噂によると、クラスの大半が本人を目の前にしているにも関わらず、廊下で鈍器を振り回している仕末だったらしい。

その教師も強者で、どうやら動ずることなく一日中(教師も戦争に参加していて来なかったため)璃奈と次席のさとしに全クラスを廻って問題の答えを黒板に書かせていたらしい。王共茣や綵菟のいたクラスにも来て、異常なスピードと完璧な明朝体とゴシック体でしかも二刀流で書き、そして暇だったのか、ノートに私立の予想問題を書いて去っていった。

 それも伝説となったが。

 なにしろ、その年の私立の入試で、少なくとも緋鳳、琳鋭、白木原などの超難関高校に於いて、璃奈の作成した予想問題から一文たりとも外されてはいなかったからだ。

 様々な伝説を持つ璃奈の欠点は、未だに誰も見つけていない。

 そして極めつけが、三学期の璃歩の転入だ。家庭の事情で消息不明なところを、冬休みに捜し回ったらしい。

 事情を聞けば生き別れたのは一歳の時らしく、それだけで全く別の名前で生活していた妹を捜し当てるところも、綵菟にとっては疑問だった。




 もはや人間ではないのではないかと、本気で疑っていた。

 今はそんなことはなかったが。
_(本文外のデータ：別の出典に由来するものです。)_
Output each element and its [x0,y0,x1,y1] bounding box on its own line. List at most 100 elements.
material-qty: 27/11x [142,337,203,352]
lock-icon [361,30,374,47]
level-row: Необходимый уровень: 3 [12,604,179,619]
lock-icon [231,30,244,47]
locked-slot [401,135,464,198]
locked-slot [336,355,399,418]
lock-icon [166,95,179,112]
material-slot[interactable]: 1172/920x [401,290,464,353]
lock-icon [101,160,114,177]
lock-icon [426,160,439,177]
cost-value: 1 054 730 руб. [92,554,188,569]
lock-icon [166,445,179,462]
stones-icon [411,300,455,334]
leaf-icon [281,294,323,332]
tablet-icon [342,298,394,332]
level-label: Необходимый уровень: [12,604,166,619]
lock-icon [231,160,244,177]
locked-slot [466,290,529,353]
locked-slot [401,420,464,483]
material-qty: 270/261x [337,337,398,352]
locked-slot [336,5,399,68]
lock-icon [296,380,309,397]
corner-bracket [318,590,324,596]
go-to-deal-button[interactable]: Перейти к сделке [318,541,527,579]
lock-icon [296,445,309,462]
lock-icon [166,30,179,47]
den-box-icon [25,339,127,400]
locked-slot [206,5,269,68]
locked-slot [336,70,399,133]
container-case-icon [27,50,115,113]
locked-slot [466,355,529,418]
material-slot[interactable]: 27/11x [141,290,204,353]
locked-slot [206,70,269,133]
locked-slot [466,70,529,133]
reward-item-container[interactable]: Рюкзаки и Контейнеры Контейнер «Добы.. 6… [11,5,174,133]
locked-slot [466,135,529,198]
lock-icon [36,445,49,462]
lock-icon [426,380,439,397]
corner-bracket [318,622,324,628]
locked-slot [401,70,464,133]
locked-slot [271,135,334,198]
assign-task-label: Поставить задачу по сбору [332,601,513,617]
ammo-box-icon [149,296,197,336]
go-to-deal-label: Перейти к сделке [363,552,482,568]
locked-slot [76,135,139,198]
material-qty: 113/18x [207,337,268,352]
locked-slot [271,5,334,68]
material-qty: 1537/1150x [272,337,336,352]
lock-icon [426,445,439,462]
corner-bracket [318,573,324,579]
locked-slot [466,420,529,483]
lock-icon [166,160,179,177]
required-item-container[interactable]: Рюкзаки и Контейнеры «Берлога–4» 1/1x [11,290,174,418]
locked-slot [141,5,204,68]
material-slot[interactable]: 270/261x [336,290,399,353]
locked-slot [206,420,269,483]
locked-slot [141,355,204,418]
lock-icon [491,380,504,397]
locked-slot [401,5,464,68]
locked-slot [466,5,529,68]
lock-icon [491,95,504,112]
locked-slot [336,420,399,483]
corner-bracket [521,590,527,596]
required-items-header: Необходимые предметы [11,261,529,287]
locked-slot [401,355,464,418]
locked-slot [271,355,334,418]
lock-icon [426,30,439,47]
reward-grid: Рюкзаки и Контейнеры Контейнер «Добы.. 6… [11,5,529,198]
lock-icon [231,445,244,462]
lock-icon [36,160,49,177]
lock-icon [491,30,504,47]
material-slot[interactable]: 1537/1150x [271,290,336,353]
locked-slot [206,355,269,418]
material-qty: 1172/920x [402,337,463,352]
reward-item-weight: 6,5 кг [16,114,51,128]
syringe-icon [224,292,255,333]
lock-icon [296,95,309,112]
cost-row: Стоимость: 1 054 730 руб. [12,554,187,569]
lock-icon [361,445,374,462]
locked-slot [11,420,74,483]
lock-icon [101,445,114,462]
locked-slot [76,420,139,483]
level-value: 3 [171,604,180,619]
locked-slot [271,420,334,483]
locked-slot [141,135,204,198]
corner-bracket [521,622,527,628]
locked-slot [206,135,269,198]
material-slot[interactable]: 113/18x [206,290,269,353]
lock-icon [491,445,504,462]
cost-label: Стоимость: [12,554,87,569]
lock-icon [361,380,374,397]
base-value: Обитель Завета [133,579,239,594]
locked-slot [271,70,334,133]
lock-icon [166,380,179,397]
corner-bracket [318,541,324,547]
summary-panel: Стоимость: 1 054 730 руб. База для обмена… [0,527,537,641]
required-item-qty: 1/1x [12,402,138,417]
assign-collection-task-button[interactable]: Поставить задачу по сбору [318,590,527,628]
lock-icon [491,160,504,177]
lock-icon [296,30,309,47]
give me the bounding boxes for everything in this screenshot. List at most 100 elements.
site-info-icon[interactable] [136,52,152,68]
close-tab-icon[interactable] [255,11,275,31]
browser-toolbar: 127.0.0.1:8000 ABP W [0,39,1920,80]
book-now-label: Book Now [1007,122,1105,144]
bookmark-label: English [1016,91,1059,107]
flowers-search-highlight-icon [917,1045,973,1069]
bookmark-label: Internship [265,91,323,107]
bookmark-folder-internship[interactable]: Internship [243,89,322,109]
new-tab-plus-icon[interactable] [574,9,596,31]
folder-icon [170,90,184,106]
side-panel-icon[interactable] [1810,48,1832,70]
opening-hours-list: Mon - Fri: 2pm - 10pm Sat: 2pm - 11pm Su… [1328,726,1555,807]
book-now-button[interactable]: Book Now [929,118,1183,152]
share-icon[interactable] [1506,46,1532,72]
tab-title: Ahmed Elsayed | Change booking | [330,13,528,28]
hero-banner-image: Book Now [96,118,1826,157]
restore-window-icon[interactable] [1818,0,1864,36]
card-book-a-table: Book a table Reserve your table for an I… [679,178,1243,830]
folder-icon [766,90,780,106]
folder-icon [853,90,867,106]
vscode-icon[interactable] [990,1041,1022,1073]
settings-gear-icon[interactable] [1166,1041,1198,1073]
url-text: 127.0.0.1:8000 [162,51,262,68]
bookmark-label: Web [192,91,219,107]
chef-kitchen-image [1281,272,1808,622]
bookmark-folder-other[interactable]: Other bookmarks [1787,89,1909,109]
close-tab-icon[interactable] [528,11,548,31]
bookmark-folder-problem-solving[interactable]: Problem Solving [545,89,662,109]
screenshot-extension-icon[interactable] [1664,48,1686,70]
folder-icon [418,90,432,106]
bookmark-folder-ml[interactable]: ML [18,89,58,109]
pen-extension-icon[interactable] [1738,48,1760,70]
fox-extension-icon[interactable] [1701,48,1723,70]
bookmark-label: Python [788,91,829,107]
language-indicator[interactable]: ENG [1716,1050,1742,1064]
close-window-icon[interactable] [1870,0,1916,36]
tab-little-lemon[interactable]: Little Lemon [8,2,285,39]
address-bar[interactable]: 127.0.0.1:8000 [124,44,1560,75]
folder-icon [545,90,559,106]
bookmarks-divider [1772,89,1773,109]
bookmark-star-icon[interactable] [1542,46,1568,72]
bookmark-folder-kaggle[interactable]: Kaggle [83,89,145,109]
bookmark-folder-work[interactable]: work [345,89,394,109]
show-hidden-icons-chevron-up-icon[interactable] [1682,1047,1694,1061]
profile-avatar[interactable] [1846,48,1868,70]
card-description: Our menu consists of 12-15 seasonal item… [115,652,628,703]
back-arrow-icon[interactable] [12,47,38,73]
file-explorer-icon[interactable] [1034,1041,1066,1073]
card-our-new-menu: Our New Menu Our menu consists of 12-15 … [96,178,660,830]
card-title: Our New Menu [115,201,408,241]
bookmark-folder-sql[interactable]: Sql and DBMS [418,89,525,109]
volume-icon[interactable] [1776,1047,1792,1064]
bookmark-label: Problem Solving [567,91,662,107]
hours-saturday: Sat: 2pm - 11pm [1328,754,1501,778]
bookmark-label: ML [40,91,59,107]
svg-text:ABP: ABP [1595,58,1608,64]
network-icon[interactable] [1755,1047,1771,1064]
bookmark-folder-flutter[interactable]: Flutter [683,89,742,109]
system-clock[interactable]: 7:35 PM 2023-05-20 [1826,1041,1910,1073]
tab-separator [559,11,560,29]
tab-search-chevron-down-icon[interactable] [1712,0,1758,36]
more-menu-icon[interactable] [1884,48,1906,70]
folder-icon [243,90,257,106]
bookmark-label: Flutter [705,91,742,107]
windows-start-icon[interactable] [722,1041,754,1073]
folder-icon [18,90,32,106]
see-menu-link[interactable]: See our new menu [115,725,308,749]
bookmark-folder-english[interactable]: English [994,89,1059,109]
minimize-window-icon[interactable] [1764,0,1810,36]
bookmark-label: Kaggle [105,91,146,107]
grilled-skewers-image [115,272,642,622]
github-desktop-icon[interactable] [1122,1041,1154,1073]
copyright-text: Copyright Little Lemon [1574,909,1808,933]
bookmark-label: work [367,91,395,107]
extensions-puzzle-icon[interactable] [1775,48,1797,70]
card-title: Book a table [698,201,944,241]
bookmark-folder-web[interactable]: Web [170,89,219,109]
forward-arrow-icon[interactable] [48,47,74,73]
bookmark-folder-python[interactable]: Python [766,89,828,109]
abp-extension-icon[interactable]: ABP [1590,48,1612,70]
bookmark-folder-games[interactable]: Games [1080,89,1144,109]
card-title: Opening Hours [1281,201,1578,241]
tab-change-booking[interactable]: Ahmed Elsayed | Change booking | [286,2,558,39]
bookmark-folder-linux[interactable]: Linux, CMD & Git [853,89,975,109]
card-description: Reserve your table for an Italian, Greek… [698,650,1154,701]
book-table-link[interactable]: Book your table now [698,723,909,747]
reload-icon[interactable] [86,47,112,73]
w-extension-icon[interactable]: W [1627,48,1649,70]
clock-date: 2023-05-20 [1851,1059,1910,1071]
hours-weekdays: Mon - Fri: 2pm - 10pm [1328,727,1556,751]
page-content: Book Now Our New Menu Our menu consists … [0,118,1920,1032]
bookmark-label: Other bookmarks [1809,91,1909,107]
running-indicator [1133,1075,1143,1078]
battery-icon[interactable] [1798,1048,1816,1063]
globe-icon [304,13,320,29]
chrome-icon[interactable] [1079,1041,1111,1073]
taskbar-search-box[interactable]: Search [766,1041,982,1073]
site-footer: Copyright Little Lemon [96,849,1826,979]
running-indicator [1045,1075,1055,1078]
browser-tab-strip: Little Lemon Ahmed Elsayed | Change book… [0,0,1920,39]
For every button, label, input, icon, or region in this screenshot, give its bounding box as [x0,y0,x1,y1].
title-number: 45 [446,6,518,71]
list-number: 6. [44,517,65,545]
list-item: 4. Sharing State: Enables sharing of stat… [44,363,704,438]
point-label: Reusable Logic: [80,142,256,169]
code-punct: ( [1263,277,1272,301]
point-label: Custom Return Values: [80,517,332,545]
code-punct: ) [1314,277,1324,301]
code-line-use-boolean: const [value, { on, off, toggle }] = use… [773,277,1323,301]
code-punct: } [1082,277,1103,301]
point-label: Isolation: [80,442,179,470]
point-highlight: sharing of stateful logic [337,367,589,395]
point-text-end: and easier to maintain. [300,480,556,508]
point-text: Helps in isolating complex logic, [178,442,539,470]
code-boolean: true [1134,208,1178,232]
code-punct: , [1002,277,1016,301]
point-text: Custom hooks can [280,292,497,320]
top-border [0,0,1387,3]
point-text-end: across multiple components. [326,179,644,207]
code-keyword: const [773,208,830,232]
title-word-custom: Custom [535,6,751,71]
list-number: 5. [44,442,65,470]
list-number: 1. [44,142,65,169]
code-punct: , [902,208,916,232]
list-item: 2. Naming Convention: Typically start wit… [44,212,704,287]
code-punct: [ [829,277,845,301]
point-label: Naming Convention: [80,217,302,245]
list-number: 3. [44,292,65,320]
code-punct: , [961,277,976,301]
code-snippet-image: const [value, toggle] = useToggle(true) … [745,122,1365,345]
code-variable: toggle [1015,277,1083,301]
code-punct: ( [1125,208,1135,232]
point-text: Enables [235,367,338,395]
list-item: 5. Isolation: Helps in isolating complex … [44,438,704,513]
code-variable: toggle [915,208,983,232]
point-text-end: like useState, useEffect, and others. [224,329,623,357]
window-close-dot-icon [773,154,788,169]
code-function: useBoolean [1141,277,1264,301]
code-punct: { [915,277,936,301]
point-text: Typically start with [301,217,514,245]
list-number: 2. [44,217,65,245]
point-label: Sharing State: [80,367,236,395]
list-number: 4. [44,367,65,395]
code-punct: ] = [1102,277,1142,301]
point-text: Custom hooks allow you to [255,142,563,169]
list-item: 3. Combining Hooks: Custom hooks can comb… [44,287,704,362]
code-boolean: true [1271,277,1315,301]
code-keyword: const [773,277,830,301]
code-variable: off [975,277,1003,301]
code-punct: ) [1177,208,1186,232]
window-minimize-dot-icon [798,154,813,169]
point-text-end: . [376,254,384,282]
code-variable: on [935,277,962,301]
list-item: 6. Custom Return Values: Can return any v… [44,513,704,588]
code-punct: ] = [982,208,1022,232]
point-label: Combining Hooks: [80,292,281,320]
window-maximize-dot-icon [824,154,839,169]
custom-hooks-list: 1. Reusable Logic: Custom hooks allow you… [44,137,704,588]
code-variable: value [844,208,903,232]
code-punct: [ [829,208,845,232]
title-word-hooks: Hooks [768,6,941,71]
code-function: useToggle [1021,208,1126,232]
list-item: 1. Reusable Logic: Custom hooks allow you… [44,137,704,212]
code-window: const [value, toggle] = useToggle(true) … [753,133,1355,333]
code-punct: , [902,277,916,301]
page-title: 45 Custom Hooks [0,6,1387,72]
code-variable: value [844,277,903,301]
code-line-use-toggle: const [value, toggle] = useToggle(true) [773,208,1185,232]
出会った当初は宇宙人のように思えたが、違うのだ。

 璃奈は現実に生きているようで、実は微妙に違う。璃奈には現実に対する執着は全く見られない。

 そして、同じく現実に齟齬を持つ綵菟とも違う。

 綵菟の最大の齟齬は価値観などのものの考え方だ。だが、璃奈は違う。綵菟と価値観は同じだが、彼女は何かに突き動かされている。恐らく、璃奈は何処へ行っても終わりはない。だから理解できないのだ。

 王共茣も、そうだった。



 だから似た者同士が集まったのかもしれない。

 この輪に睦瑳を入れようとすら思わなかったのも、多分そうだ。



 綵菟がそんなことをつらつらと思いながらコーヒーを見つめて、ふと顔を上げると、璃奈が穏やかな顔で見ていた。



 璃奈には綵菟の心など、綵菟よりも遥かにお見通しのようだった―――。

 璃奈と王共茣の設定は、綵菟よりも深いです。

 特に璃奈は年季も入っていて、しかも自分からバックグラウンドを喋ることはしないので、綵菟の記憶を使って人為りを説明するしかなかったのです。

 一応言っときます。

 璃奈も王共茣も過去の友人ではありません。重要キャラです。



 そして璃奈の説明だけで終わったのは、貴様のせいだ羽越優太!!

 おまけの癖に!!



 ホラー…だった筈、なんだけどなぁ…。

 なかなかそこまで行かないですねぇ。

 序盤だけで一年近く掛けてるし、璃奈とか王共茣とか正直出す気なかったし…。王共茣の字は常用漢字の癖に出ないし。


 完結しなかったらすみません。頑張ります。